Mélange entre le marché pittoresque du Nord, Chinatown,
le souk et le bazar, Wazemmes attire toutes sortes de gens, de la région, de
Belgique et même d’Angleterre. On y entend parler français, arabe, shelh,
kabyle, turc, kurde, urdu, wolof, chinois, anglais, flamand, serbo-croate et
roumain.
A côté des marchands de légumes, de pittoresques
vieux Algériens, plus nordistes que les nordistes, mais peu à peu remplacés par
des marocains plus jeunes, il y a les boulangers tunisiens, les épiciers
mozabites, les traiteurs chinois, les marchands de tissu indous, et les gitans,
spécialistes des bonnes affaires, de vêtements dégriffés surtout.
Et puis comme partout dans le monde, la ville est à
présent inondée par le textile chinois.
La camelote chinoise, attractive par un excellent rapport qualité/prix et son
imitation fashion, s’étale partout.
A l’approche des vacances estivales, des Algériennes,
toutes voiles dehors, essaient de se frayer un chemin avec leurs poussettes,
dans une foule déjà encombrée de monde et de chariots de provisions. Elles
viennent dépenser le pécule sauvé des places d’avion achetées à Air-Algérie à
500 euros la place, 30000 euros pour une famille de 6 personnes. Lorsqu’elles
ont eu la chance de trouver des places. Car l’inénarrable compagnie
monopolistique, la plus chère au monde, se permet le luxe de ne pas satisfaire
à la demande. Les moins chanceux qui ne vont pas à Alger, la ville des rois,
n’ont plus qu’à prendre des chemins de traverse invraisemblables, via
Bruxelles-Tabarka, et de là, rejoindre Constantine, Annaba ou Biskra, en voiture
ou en train. Les Algériens de France amateurs de foot pourront toujours se
consoler en suivant la coupe du monde dont leurs frères du bled vont être
privés cette année. C’est ainsi, ils ne valent pas quelques barils de pétrole.
Espérons que les malheureuses maghrébines qui croient
faire plaisir à leurs parentes du bled en leur achetant des chaussures
chinoises à 10 euros, ne vont pas trouver les mêmes en dinars ou en dirhams.
On trouve aussi made in China, ces ensembles
tunique-pantalon-foulard, destinés à remplacer le voile des élégantes. De quoi
faire retourner Mao Tsé Toung dans sa tombe. Craignant que le kaftan de
confection à 80 euros que me proposait ce Marocain ne vienne du pays de
Confucius et non du pays d’Ibn Battuta, je renonçai à négocier le prix.
Un grand gaillard encore jeune, mendie en répétant
inlassablement des incantations en arabe, peinant à susciter quelque
compassion.
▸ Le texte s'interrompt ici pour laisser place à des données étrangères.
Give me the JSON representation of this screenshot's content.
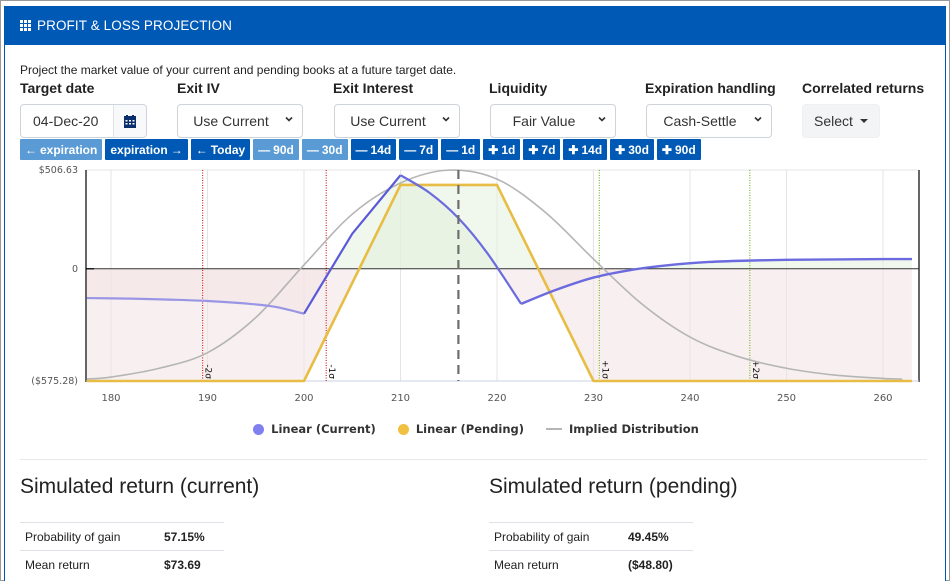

Les femmes ne s’y trompent pas. Le bougre n’est guère convaincant
dans son rôle de composition.
A Wazemmes, l’ethnic business se décline aussi en
islamic business. Les étals abondent de cette littérature bon marché soi-disant
religieuse, regorgeant d’opuscules sur le voile, l’éthique de la bonne
musulmane, les menstrues, les prêches du télé-coraniste sud-africain Ahmed Deedat,
ou ceux de l’égyptien kishk. On y trouve aussi des parfums, des bâtonnets
d’encens, des foulards, des chapelets et toutes sortes de résines. Le marchand,
complaisant, vous explique comment faire du bkhour, brûler des morceaux de
résine pour faire des sortilèges.
La religion se mêle à la magie. Islamic ou pas,
business is business. C’est ainsi que
selon une conception convenue, on nous présente l’éthique économique de
l’islam. Dès lors qu’il ne s’agit pas de produits prohibés, le profit réalisé
par le commerce, est considéré comme licite.
Dommage que cette éthique du profit n’ait pas dépassé
l’esprit de bazar pour s’investir dans la production et la créativité.
L’économie soit-disant islamique s’apparente plus à une éthique de maquignon,
un mercantilisme de souk, qu’à l’esprit capitaliste. Tant d’énergie gaspillée
dans l’achat et la revente de produits inventés et fabriqués par d’autres, les
puissances occidentales, et sud-asiatiques à présent. C’est Marx qui disait que
la grosseur du portefeuille ne faisait pas l’appartenance de classe.
L’accroissement de la richesse n’est pas synonyme d’entreprise, de ce que Weber
appelait l’esprit du capitalisme, cette faculté de libérer les forces
économiques par le travail et qu’il imputait à l’éthique protestante. Faut-il
en conclure que c’est l’éthique islamique qui freine la libération de ces
forces ? Rien n’est moins sûr. Ce qui manque, c’est tout simplement le
goût du travail, l’esprit d’entreprise et la rationalité qui font la vraie
bourgeoisie. Encore faut-il que les conditions politiques soient réunies, qu’il
n’y ait pas de corruption généralisée, des passe-droits, des monopoles
occultes, une démocratie tuée dans l’œuf, des journalistes empêchés d’exercer
leur métier, et des Etats dépecés par des élites politiques qui agissent comme
si le pays était un héritage personnel.
Dieu merci, le soleil appartient à tout le monde.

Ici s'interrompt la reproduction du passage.